A evolução da equipe feminina de fato passa pela palavra construção. Se a gente imaginar que ano passado esse time estava brigando com o Z4 do Campeonato Brasileiro, para na temporada seguinte conquistar uma vaga inédita nas quartas de final, isso também é uma medida de evolução. E no Mineiro feminino, a gente entende que existe uma construção de modelo de jogo e principalmente desde a chegada do Jonas Urias. Então, a forma como as atletas conseguem absorver conceitos e princípios do futebol e se sentirem parte desse novo modelo que o Cruzeiro está tentando implicar dentro de campo como estamos falando, por posição, por uma construção tática, por esse jogo de fato coletivo, isso é evolução. O Cruzeiro não é uma equipe formada por salvadores da pátria, ou atletas com capa, que são heroínas, é a força do grupo, então acho que esse conceito tem sido muito trabalhado, e é uma série de fatores que tem levado a evolução da equipe, não somente o fato delas usufruírem a estrutura da Toca II. Então esse crescente e essa margem de evolução é o que vai guiar o projeto do Cruzeiro daqui para frente.

O que a Kin falaria para a torcida do Cruzeiro sobre a gestão da SAF?
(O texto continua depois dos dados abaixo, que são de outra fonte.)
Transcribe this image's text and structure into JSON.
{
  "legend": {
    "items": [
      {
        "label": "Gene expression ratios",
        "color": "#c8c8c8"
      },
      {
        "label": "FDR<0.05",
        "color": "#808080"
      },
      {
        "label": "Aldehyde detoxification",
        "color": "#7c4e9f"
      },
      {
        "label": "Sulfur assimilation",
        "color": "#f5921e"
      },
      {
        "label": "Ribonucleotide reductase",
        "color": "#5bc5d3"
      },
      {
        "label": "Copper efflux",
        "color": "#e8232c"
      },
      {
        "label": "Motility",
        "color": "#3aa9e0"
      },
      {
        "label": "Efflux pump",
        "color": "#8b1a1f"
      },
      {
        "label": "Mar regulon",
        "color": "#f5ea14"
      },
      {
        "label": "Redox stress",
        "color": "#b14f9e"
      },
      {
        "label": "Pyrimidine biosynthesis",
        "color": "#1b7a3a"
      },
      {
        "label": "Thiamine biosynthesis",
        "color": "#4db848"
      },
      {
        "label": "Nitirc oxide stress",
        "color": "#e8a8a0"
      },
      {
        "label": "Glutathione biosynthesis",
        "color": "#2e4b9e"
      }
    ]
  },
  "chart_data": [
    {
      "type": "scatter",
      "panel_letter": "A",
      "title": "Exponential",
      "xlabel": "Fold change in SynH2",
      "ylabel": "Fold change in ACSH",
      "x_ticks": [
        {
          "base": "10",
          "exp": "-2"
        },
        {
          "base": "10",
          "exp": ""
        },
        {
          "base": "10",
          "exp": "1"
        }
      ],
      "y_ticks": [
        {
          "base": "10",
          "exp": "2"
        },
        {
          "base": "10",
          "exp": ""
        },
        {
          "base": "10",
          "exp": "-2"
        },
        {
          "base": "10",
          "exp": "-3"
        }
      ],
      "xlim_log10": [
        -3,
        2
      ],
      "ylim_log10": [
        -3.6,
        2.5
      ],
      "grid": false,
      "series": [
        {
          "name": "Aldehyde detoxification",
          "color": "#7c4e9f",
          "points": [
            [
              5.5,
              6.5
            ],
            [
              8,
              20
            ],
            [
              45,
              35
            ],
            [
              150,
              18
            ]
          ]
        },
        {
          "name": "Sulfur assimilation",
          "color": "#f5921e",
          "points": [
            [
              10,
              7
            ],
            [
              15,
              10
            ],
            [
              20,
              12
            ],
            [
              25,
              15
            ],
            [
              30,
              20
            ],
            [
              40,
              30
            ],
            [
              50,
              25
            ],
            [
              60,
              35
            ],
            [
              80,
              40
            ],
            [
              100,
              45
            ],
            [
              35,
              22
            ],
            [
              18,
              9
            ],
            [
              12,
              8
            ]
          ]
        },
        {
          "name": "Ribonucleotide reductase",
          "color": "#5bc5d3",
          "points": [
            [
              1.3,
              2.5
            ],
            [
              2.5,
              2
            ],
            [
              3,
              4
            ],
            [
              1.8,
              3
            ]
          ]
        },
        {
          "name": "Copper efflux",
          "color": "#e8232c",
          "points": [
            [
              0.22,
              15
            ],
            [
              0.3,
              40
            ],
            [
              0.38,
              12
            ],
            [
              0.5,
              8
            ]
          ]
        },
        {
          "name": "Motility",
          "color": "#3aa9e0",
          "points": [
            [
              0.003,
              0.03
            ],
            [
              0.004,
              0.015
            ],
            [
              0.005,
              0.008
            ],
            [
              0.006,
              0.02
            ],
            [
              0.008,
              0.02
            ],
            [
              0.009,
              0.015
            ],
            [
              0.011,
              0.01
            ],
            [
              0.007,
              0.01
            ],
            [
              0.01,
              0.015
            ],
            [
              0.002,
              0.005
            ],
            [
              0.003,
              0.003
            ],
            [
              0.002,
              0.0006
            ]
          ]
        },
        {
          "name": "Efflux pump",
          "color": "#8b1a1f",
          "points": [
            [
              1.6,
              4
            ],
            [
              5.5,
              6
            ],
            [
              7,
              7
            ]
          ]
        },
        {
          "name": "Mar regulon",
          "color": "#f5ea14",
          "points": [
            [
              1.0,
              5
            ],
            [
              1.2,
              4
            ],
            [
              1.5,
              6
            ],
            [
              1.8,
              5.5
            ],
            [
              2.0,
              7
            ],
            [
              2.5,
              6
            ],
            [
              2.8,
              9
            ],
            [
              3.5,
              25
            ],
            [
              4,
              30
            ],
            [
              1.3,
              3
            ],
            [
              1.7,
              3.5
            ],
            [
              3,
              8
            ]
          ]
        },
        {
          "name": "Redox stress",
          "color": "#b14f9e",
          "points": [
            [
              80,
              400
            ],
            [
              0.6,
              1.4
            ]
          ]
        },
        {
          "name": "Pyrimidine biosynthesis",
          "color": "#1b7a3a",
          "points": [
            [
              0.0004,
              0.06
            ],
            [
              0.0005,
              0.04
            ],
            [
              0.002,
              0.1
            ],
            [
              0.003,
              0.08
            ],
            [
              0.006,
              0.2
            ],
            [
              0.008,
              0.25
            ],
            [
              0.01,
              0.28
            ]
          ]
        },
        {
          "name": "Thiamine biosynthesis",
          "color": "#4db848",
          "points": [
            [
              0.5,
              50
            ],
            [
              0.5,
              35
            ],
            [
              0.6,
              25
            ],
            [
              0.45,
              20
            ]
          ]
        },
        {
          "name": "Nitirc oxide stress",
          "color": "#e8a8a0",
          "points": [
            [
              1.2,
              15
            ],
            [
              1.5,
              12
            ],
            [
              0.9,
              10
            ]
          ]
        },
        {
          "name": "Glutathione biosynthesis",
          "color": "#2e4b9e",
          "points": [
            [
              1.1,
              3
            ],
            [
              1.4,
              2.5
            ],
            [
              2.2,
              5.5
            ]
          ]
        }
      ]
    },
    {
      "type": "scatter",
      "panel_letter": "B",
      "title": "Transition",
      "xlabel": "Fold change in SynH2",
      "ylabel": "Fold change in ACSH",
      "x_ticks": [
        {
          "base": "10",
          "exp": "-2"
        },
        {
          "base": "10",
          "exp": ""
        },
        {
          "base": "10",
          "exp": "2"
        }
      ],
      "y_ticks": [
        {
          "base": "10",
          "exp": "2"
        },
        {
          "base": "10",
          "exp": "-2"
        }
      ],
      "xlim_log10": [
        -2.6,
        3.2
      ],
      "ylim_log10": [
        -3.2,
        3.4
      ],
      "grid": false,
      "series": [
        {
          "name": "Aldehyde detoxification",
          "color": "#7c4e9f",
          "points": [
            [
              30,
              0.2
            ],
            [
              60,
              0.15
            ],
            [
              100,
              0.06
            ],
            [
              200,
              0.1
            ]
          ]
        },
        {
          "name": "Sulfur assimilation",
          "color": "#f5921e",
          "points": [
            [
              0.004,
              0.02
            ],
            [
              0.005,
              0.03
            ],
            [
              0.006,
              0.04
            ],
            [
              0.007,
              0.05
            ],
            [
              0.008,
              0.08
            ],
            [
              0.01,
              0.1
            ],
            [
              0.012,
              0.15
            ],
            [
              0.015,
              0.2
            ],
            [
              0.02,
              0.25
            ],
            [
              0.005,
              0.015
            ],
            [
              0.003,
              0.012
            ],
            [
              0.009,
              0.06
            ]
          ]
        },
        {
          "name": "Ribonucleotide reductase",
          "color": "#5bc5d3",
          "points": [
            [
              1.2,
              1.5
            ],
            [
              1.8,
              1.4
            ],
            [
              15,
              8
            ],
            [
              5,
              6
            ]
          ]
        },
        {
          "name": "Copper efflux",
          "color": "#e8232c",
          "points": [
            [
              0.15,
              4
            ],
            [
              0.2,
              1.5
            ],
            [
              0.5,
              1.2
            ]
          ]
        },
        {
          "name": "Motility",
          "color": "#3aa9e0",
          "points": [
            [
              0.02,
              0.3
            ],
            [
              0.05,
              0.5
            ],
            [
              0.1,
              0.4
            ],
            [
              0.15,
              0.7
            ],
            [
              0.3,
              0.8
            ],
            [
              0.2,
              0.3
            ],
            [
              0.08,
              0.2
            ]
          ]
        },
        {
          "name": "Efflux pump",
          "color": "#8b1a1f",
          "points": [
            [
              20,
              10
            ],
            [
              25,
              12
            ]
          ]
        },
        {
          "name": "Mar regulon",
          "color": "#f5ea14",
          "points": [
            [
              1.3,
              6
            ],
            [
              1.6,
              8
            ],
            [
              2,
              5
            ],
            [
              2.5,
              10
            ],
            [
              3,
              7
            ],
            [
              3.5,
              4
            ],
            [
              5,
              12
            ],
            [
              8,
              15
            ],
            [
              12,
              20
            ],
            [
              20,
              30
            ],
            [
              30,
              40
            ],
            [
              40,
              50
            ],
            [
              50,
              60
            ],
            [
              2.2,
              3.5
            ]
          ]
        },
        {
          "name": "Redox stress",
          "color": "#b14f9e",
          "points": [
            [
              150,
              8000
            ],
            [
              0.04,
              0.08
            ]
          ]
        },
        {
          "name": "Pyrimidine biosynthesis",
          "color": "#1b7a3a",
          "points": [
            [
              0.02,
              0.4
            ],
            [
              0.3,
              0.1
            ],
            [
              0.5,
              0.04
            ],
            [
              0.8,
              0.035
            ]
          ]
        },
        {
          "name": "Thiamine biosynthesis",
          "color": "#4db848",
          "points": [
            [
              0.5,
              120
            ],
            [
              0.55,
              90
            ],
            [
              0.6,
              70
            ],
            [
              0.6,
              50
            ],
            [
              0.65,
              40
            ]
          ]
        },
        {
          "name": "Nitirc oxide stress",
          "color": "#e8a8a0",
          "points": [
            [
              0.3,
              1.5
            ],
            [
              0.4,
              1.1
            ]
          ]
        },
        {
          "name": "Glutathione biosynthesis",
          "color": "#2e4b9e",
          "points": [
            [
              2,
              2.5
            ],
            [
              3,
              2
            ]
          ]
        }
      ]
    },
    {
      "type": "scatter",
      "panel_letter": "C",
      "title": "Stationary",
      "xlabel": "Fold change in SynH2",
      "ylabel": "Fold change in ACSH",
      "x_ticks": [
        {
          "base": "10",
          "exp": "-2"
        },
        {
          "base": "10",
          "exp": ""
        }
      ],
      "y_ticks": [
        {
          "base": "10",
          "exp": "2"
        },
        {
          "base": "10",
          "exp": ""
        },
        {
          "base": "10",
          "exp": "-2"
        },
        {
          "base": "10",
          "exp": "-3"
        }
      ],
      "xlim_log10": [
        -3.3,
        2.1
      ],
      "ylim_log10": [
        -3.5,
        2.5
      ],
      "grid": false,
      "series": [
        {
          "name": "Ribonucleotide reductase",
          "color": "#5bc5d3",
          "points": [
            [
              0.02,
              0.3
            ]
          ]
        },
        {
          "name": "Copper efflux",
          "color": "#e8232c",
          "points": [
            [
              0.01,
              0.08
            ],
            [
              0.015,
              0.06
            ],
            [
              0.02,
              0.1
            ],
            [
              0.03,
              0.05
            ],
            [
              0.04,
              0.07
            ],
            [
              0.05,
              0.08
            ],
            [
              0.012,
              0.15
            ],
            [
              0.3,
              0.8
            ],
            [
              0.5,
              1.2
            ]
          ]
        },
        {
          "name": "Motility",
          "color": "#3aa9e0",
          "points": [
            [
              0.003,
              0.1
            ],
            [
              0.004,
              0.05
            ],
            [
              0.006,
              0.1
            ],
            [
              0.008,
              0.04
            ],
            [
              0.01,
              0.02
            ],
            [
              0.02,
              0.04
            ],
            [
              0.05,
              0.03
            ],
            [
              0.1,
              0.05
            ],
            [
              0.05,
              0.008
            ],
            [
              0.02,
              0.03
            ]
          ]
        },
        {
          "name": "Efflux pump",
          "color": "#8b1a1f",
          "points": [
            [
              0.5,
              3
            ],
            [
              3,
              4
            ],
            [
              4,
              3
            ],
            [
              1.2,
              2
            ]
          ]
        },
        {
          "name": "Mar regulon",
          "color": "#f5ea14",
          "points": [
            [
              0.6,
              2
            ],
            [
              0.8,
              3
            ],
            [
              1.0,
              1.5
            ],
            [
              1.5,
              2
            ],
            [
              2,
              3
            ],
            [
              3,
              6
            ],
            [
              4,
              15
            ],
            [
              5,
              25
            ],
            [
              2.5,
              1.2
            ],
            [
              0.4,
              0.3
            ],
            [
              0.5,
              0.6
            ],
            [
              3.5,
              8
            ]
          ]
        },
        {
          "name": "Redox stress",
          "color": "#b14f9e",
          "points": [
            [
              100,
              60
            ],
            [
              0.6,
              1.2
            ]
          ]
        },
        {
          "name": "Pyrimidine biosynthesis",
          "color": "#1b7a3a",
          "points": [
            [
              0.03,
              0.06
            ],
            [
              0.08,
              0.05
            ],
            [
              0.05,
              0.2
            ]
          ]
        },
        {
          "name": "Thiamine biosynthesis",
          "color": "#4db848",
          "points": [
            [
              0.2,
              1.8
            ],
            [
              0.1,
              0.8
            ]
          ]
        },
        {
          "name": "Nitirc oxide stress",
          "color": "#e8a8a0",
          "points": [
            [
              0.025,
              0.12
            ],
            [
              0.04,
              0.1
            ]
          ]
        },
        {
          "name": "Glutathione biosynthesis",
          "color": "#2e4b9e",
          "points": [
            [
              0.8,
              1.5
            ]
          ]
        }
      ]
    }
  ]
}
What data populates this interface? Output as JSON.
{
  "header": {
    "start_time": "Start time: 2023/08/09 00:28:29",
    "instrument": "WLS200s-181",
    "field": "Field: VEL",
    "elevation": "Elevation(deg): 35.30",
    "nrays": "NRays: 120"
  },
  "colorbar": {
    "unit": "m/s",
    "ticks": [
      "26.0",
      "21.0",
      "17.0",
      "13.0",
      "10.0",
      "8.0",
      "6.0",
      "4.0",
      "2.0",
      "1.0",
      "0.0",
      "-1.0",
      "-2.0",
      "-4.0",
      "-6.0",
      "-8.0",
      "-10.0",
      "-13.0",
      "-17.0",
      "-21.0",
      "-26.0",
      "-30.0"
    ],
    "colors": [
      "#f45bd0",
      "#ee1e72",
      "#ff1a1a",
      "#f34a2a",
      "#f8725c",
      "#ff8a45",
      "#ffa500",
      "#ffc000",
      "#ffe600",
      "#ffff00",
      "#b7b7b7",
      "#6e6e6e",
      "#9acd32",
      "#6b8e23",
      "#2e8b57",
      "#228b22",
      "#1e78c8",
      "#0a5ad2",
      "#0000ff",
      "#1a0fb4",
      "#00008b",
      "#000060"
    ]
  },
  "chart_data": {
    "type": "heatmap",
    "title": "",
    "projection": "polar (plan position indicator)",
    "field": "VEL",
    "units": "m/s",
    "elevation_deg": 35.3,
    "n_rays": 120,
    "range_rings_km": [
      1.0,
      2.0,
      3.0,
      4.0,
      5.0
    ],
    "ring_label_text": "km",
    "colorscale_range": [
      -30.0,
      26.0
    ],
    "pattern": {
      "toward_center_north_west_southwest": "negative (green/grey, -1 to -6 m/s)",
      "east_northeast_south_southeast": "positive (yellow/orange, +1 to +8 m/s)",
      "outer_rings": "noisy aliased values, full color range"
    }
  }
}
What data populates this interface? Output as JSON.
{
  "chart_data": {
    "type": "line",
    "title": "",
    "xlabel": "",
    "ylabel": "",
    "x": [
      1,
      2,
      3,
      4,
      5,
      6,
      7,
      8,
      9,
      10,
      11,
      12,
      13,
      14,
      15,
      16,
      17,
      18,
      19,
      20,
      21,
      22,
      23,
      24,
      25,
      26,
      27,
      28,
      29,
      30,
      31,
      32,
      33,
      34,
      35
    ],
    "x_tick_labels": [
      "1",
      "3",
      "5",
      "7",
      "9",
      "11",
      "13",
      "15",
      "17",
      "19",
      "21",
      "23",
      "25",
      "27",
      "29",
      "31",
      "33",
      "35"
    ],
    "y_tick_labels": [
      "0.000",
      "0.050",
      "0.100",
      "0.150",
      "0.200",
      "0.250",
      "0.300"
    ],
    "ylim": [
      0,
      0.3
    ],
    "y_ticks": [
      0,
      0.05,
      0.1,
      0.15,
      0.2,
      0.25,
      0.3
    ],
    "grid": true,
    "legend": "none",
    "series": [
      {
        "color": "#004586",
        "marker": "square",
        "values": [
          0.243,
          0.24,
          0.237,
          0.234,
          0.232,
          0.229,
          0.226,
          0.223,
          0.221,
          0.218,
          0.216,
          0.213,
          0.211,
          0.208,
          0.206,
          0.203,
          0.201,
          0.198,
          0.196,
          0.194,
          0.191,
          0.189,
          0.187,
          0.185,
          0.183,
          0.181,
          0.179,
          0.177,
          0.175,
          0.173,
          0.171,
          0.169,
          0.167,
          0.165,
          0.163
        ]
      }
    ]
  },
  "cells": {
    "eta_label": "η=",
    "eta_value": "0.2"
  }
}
A minha mensagem na verdade é um convite. O futebol feminino do Cruzeiro tem uma história muito recente, essa equipe foi criada em 2019. Desde então ela vem tentando aprimorar a entrega, mas principalmente dentro dessa nova gestão do Cruzeiro SAF a gente vem de fato integrando e profissionalizando a categoria. Então, a máxima do futebol feminino é querer fazer o torcedor se sentir representado pela entrega delas dentro de campo. Isso está em cada atleta. Elas se descrevem como time de trabalhadoras que realmente na hora que estão ali no jogo e vestindo essas cinco estrelas no peito, deixam tudo dentro de campo, porque sabem que estão representando muito além da própria história, muito além das próprias superações, representam uma torcida enorme que independente da categoria quer ver o Cruzeiro no lugar que ele merece estar.